5.1. Polen [Militärregime und antisemitische Parteien ab 1926]

Nachdem in den 1930er Jahren die Nazis in Deutschland die Macht übernommen hatten, existierte die Tendenz bei den wohlgesinnten  Juden und Nichtjuden, sich auf die Not der halben Million deutscher Juden zu konzentrieren. Polen und die osteuropäischen Länder schienen im Vergleich dazu sichere Häfen im Wohlstand zu sein.

Aber nichts von all dem war entfernter von der Wahrheit als das.

Politisch waren die Juden in Polen zwischen der polnischen Regierung und der Opposition eingeklemmt, und sie wurden eine total hilflose Minderheit.

[1926: Militärischer Umsturz und Pilsudski -Regime - keine entsprechende jüdische Vertretung im Parlament]

Im Jahr 1926 brachte ein militärischer Umsturz die parlamentarische Regierung zu Fall. In der Folge wurde eine Militärdiktatur unter Marschall Józef Pilsudski eingerichtet. Ursprünglich behielt der linke Flügel aus der Vereinigten Bauernpartei und den Sozialisten (die polnische Abkürzung war PPS) gegenüber dem neuen Regime eine wohlwollende Neutralität. Aber bald wandten sie sich gegen das Regime.

Die Nationalen Demokraten vom rechten Flügel (oder auch Endeks genannt) vertraten die polnische Mittelklasse. Sie waren schon vor 1926 an der Macht gewesen; jetzt waren sie in einer bitteren Oppositionsrolle.

In der frisierten Wahl im Jahr 1930 gewannen dann die von der Regierung gesponserten Abgeordneten die Mehrheit.

Mit der Zerstörung des demokratischen Parlamentarismus konnten die Minderheiten - darunter die Juden - nicht mehr länger auf eine angemessene Vertretung im Sejm (das polnische Parlament) hoffen. (S.180)

Die Regierung versuchte dabei, sich mit rechten Tendenzen in Anlehnung an die Opposition beliebt zu machen.

[Die Nationalen Demokraten (Endek-Partei) - die Abspaltung der extremen ONR]
In der Endek-Partei selbst gewann eine junge halbfaschistische und aktiv antisemitische Clique die Oberhand.

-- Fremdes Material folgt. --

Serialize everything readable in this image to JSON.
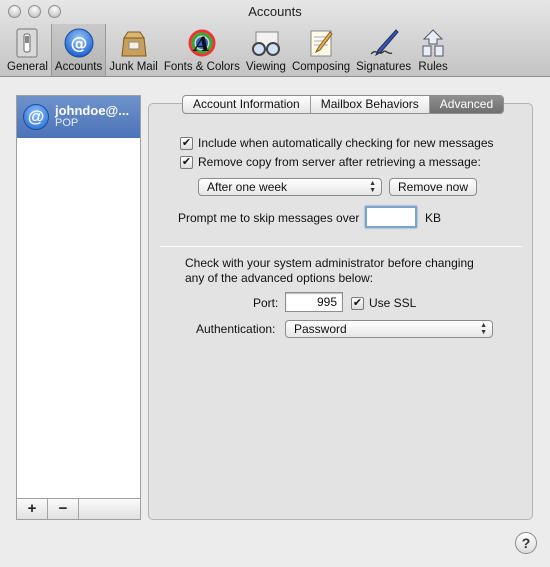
{
  "window": {
    "title": "Accounts"
  },
  "toolbar": {
    "items": [
      {
        "label": "General",
        "icon": "switch-icon"
      },
      {
        "label": "Accounts",
        "icon": "at-sign-icon"
      },
      {
        "label": "Junk Mail",
        "icon": "junk-mail-bag-icon"
      },
      {
        "label": "Fonts & Colors",
        "icon": "font-color-icon"
      },
      {
        "label": "Viewing",
        "icon": "glasses-icon"
      },
      {
        "label": "Composing",
        "icon": "notepad-pencil-icon"
      },
      {
        "label": "Signatures",
        "icon": "pen-signature-icon"
      },
      {
        "label": "Rules",
        "icon": "rules-arrows-icon"
      }
    ],
    "selected": "Accounts"
  },
  "sidebar": {
    "accounts": [
      {
        "name": "johndoe@...",
        "type": "POP"
      }
    ],
    "add_label": "+",
    "remove_label": "−"
  },
  "tabs": [
    {
      "label": "Account Information"
    },
    {
      "label": "Mailbox Behaviors"
    },
    {
      "label": "Advanced"
    }
  ],
  "active_tab": "Advanced",
  "advanced": {
    "include_auto_check": {
      "label": "Include when automatically checking for new messages",
      "checked": true
    },
    "remove_copy": {
      "label": "Remove copy from server after retrieving a message:",
      "checked": true
    },
    "remove_after": {
      "value": "After one week"
    },
    "remove_now_label": "Remove now",
    "prompt_label": "Prompt me to skip messages over",
    "prompt_value": "",
    "prompt_unit": "KB",
    "admin_note_line1": "Check with your system administrator before changing",
    "admin_note_line2": "any of the advanced options below:",
    "port_label": "Port:",
    "port_value": "995",
    "use_ssl": {
      "label": "Use SSL",
      "checked": true
    },
    "auth_label": "Authentication:",
    "auth_value": "Password"
  },
  "help_label": "?",
  "colors": {
    "selection": "#4b73b7",
    "accent": "#1d64d0"
  }
}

Aber auch das war noch nicht genug, denn von der Endeks spaltete sich eine extreme, pro-faschistische und antisemitische Gruppe ab und gründete die Partei namens ONR.

[April 1935: Diktatorisches Recht - Übernahme von rechtsextremen Vorschlägen - antisemitische Massnahmen]
Die Regierung wollte die Macht nicht abtreten, und so wurde die Diktatur durch eine neue Verfassung institutionalisiert, die der Sejm im April 1935 verabschiedete, einige Wochen vor Pilsudskis Tod. Um die Macht aber zu behalten, übernahm die Regierung viele Elemente, die von den rechten Kritikern vertreten wurden, miteingeschlossen antisemitische Massnahmen.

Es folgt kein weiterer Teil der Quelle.